Carlsberg managing director Steano Clini noted in the statement that the group's improved 3QFY20 came as the group re-focused on its off-trade and e-commerce segments, which resulted in increased sales from these channels, boosted by the Carlsberg Liverpool FC Champions promotion.

But as the group entered the fourth quarter, Clini said the recent spike in COVID-19 cases and the subsequent stricter lockdown measures imposed in most States in Malaysia have taken another toll on the group’s on trade consumption, which was n on the path towards fragile recovery in 3QFY20.

“In these uncertain times, we will continue to focus on our strategic priorities while working closely with our business partners and distributors to be highly agile and adaptable within a volatile operating environment.

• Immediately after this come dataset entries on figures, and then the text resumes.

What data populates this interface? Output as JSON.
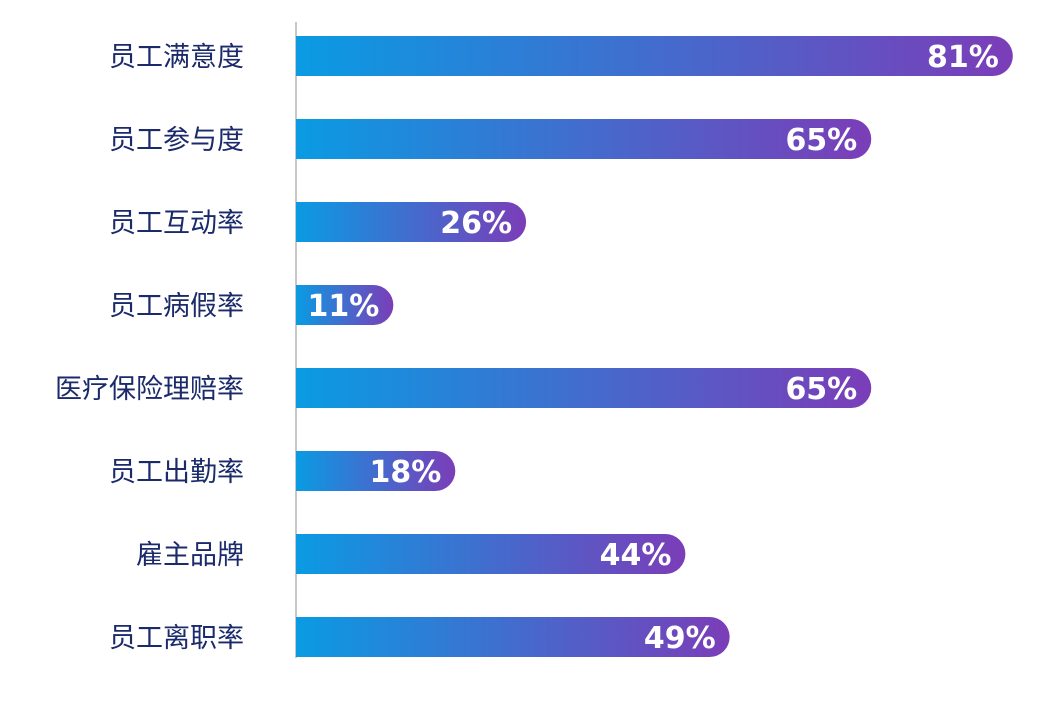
{
  "chart_data": {
    "type": "bar",
    "orientation": "horizontal",
    "title": "",
    "xlabel": "",
    "ylabel": "",
    "xlim": [
      0,
      100
    ],
    "categories": [
      "员工满意度",
      "员工参与度",
      "员工互动率",
      "员工病假率",
      "医疗保险理赔率",
      "员工出勤率",
      "雇主品牌",
      "员工离职率"
    ],
    "values": [
      81,
      65,
      26,
      11,
      65,
      18,
      44,
      49
    ],
    "value_labels": [
      "81%",
      "65%",
      "26%",
      "11%",
      "65%",
      "18%",
      "44%",
      "49%"
    ],
    "grid": false,
    "legend": "none",
    "colors": {
      "bar_gradient_start": "#0a9be3",
      "bar_gradient_end": "#7b3db8",
      "label": "#1b2a6b",
      "axis": "#c8c8c8",
      "value_text": "#ffffff"
    }
  }
}
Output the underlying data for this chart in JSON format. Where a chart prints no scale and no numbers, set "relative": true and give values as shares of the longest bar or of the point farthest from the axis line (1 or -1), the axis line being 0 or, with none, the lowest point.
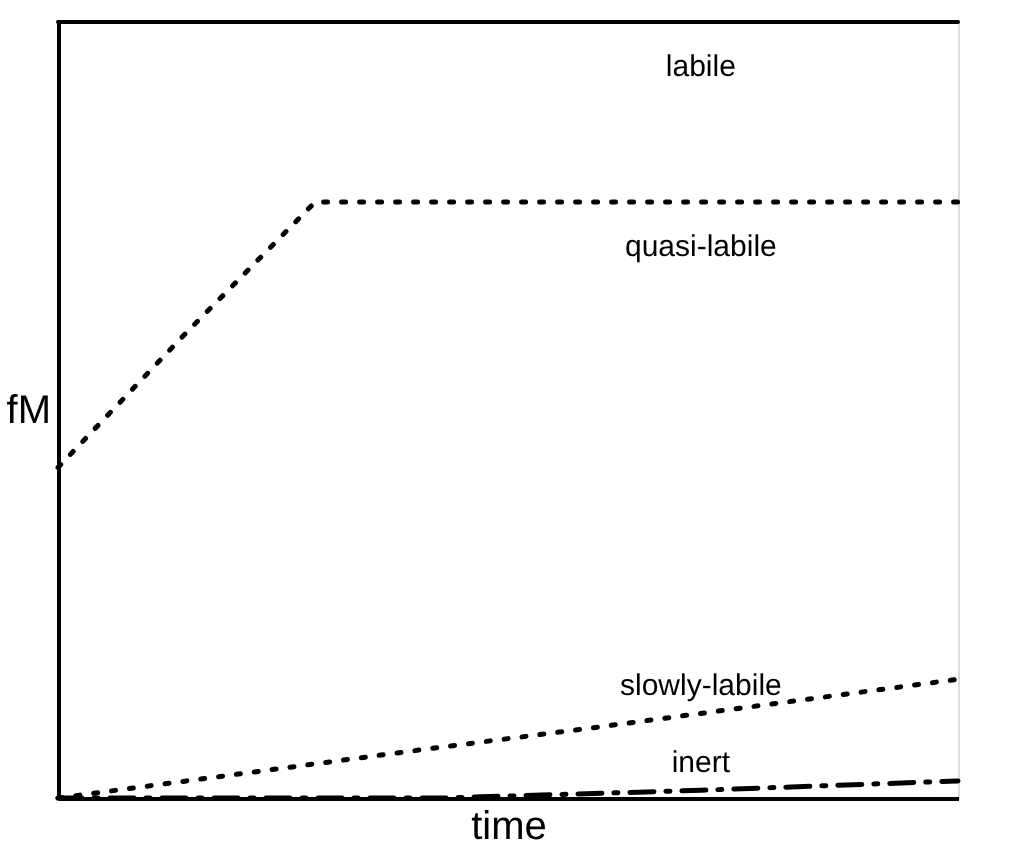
{
  "chart_data": {
    "type": "line",
    "relative": true,
    "xlabel": "time",
    "ylabel": "fM",
    "categories": [
      null,
      null,
      null,
      null,
      null,
      null,
      null,
      null
    ],
    "tick_labels": false,
    "grid": false,
    "series": [
      {
        "name": "labile",
        "color": "#000000",
        "line_style": "solid",
        "values": [
          1,
          1,
          1,
          1,
          1,
          1,
          1,
          1
        ]
      },
      {
        "name": "quasi-labile",
        "color": "#000000",
        "line_style": "dotted",
        "values": [
          0.426,
          0.6,
          0.768,
          0.768,
          0.768,
          0.768,
          0.768,
          0.768
        ]
      },
      {
        "name": "slowly-labile",
        "color": "#000000",
        "line_style": "dotted",
        "values": [
          0,
          0.022,
          0.044,
          0.066,
          0.087,
          0.109,
          0.131,
          0.153
        ]
      },
      {
        "name": "inert",
        "color": "#000000",
        "line_style": "dashed",
        "values": [
          0,
          0,
          0,
          0,
          0.005,
          0.01,
          0.016,
          0.022
        ]
      }
    ]
  }
}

“Economic and business recovery will be slow under the threat of the ongoing pandemic and we remain focused on the health and safety of our employees and customers while ensuring the sustainability of our operations in the short and long terms,” Clini added.

The group's decision to suspend its quarterly dividend payout for FY20 also remains.

Separately, Clini applauded the Malaysian government for not increasing excise duties on beer during the recent Budget 2021 announcement, saying any increase will further incentivise illicit trade while making legitimate beer less affordable for consumers, and hurt local retailers and food and beverage (F&B) operators who are struggling to stay afloat.

Carlsberg shares jumped 74 sen or 3.29% to settle at RM23.24 on November 12 — its highest in almost three months — which gave the brewer a market capitalisation of RM7.11 billion, after 815,800 shares were traded.